With C, there are no arrays when passed to functions. All the function actually gets when "passed an array", is a pointer -- an address at which it may assume there is some data, spanning some unknown length. It may assume the pointer points to a number of elements of some known type, but it would not know how many. Would you know, given a note with an address written on it, the kind and more importantly the size or number of propertie(s) at the address?

The only way such a function even knows the type of elements of the array, is because a pointer has a type -- for example, with int * var the function assumes the array is made of a number of int elements in memory, back to back.

The value of var inside foo is the same value as a, an address. That value is indeed pushed onto the stack when calling foo. Since foo returns var, because var was what it was passed, pa is assigned this value and will thus also be the same address as var and a.

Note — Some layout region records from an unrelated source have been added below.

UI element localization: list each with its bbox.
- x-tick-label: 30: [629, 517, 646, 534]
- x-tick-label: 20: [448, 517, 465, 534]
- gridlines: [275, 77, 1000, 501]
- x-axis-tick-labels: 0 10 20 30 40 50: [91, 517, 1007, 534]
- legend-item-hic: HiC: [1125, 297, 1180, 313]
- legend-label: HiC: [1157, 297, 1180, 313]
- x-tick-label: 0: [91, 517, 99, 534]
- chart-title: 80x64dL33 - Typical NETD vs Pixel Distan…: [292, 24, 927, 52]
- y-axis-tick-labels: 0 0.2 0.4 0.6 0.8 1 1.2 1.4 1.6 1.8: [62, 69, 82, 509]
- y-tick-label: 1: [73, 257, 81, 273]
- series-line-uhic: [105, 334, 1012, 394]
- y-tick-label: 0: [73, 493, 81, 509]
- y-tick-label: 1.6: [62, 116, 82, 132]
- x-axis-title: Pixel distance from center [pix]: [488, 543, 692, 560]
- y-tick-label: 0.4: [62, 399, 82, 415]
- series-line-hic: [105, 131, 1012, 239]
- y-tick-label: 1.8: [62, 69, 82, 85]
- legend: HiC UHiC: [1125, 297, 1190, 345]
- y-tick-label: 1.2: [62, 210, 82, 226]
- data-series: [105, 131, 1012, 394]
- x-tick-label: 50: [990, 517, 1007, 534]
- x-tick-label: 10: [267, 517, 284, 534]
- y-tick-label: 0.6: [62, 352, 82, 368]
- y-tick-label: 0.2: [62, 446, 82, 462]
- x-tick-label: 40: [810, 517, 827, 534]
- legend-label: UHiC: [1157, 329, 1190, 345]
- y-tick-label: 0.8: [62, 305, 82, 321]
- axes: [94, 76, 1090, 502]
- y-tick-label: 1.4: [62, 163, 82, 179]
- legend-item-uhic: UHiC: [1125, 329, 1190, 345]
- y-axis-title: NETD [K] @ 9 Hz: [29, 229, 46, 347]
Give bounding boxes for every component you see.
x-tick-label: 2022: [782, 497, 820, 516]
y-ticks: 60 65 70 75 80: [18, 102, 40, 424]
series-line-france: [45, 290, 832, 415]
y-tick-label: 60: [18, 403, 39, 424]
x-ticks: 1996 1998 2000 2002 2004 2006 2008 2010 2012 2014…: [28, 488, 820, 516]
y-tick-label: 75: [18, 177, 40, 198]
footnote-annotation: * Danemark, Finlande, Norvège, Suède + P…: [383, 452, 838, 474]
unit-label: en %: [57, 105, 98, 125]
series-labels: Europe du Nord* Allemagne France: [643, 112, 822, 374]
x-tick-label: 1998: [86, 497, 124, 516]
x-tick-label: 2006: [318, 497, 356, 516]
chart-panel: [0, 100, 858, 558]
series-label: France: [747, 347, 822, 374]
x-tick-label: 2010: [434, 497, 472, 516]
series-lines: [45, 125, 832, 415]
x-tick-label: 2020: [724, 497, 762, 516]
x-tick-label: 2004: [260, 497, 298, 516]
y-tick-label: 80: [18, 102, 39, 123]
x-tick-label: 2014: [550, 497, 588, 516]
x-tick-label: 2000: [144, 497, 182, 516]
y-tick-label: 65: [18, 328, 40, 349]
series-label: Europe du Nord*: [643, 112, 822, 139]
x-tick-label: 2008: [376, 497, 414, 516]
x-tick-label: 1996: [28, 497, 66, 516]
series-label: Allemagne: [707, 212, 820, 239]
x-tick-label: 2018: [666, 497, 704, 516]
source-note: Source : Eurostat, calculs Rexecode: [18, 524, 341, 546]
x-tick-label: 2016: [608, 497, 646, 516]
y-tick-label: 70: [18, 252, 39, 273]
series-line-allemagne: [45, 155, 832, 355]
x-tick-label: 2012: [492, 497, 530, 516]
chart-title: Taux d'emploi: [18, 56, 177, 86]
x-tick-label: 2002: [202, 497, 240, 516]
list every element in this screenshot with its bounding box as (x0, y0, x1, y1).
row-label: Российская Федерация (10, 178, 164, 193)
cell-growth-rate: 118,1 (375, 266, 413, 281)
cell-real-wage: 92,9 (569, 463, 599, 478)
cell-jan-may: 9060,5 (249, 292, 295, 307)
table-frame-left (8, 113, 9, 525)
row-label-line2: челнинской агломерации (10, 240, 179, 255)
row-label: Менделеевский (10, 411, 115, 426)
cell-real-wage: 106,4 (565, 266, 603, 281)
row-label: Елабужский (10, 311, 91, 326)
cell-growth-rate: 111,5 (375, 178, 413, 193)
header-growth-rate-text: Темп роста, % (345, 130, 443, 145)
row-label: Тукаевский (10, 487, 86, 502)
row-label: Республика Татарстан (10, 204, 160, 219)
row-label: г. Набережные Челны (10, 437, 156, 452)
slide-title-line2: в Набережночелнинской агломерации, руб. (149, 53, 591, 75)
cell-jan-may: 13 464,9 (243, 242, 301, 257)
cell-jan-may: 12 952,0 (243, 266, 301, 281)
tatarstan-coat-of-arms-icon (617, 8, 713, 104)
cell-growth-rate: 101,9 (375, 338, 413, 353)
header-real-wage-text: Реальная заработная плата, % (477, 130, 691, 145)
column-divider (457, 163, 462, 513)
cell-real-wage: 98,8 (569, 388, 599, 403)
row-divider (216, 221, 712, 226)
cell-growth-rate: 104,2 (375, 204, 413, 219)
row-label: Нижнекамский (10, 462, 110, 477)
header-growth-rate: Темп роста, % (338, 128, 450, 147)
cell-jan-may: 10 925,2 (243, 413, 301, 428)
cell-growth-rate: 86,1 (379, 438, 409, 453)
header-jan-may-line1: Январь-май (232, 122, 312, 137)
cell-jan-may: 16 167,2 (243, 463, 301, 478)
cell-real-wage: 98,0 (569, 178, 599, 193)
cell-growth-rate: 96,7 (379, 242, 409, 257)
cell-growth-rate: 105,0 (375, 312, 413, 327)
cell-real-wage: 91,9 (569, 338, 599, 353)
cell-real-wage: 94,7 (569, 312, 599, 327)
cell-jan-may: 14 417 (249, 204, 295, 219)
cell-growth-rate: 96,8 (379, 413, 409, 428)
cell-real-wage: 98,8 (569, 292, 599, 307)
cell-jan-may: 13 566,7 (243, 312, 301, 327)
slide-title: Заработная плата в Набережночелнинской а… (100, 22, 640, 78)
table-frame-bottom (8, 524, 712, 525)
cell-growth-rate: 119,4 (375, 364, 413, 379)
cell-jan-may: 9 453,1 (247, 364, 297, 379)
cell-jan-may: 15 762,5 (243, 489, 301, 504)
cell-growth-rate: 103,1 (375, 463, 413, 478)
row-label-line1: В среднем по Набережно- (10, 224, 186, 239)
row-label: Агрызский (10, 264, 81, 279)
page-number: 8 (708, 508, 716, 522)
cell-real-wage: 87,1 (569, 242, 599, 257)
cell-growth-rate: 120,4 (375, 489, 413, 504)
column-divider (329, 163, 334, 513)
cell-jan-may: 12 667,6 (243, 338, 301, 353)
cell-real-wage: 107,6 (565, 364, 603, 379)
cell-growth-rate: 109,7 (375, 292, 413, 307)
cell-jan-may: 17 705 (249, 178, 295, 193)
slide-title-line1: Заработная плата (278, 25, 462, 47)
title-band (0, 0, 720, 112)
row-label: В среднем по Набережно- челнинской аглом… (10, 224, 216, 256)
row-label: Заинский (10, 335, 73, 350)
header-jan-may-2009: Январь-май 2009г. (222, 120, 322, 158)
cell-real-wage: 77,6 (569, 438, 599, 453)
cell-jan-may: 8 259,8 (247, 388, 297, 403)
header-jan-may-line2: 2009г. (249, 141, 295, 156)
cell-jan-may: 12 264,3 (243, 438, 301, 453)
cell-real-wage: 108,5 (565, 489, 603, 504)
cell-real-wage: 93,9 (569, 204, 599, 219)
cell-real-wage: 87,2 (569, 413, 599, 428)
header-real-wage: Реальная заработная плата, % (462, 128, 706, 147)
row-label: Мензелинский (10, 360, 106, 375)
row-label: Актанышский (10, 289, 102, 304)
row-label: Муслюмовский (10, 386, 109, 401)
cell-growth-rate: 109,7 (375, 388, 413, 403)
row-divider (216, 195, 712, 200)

The name an array is declared with may always be used as a pointer to the array, the address of the array in memory. This pointer, however, may only exist in the same sense you can say the address of your house exists -- there certainly is an address to your house which can be shared with others to locate your house, but it does not necessarily imply the actual plate on the side of your house. That's storing the address. With an expression like pa = foo(...), pa is such a pointer, there is actually allocated (for as long as pa needs to live, as defined by scoping rules) space in memory to hold an address, and the value of the pointer is stored there.

Your array is stored in memory and foo, for instance, knows where, because it is passed the address of the array, although it must assume the span of the array (its length). The type of the pointer is how foo knows how the array is partitioned into elements.

Consequently, with return &var, as shown in your second variant of foo, the address of the value storing the address of the array defined with a, is returned. Put another way, you are returning the address of where an address is stored. The analogy with your house would be you telling your friend where to find a note with the address of your house written on it, i.e. the address (location) of the note with an address of the house written on it.

See also Why do arrays in C decay to pointers?

Answer 4

C does not really have function parameters of type "array of T" (for some type T) because the compiler "adjusts" their type to "pointer to T".

OP's foo function definition is equivalent to the following:

int *foo(int *var)
{
    return var;
}

The function merely returns the pointer that was passed to it. For the function call elsewhere in the code:

int a[] = {1, 2, 3};
int *pa = foo(a);

Function foo is called with a pointer to a[0] and returns the same pointer value and so the same pointer value is assigned to pa. Thence, pa points to a[0].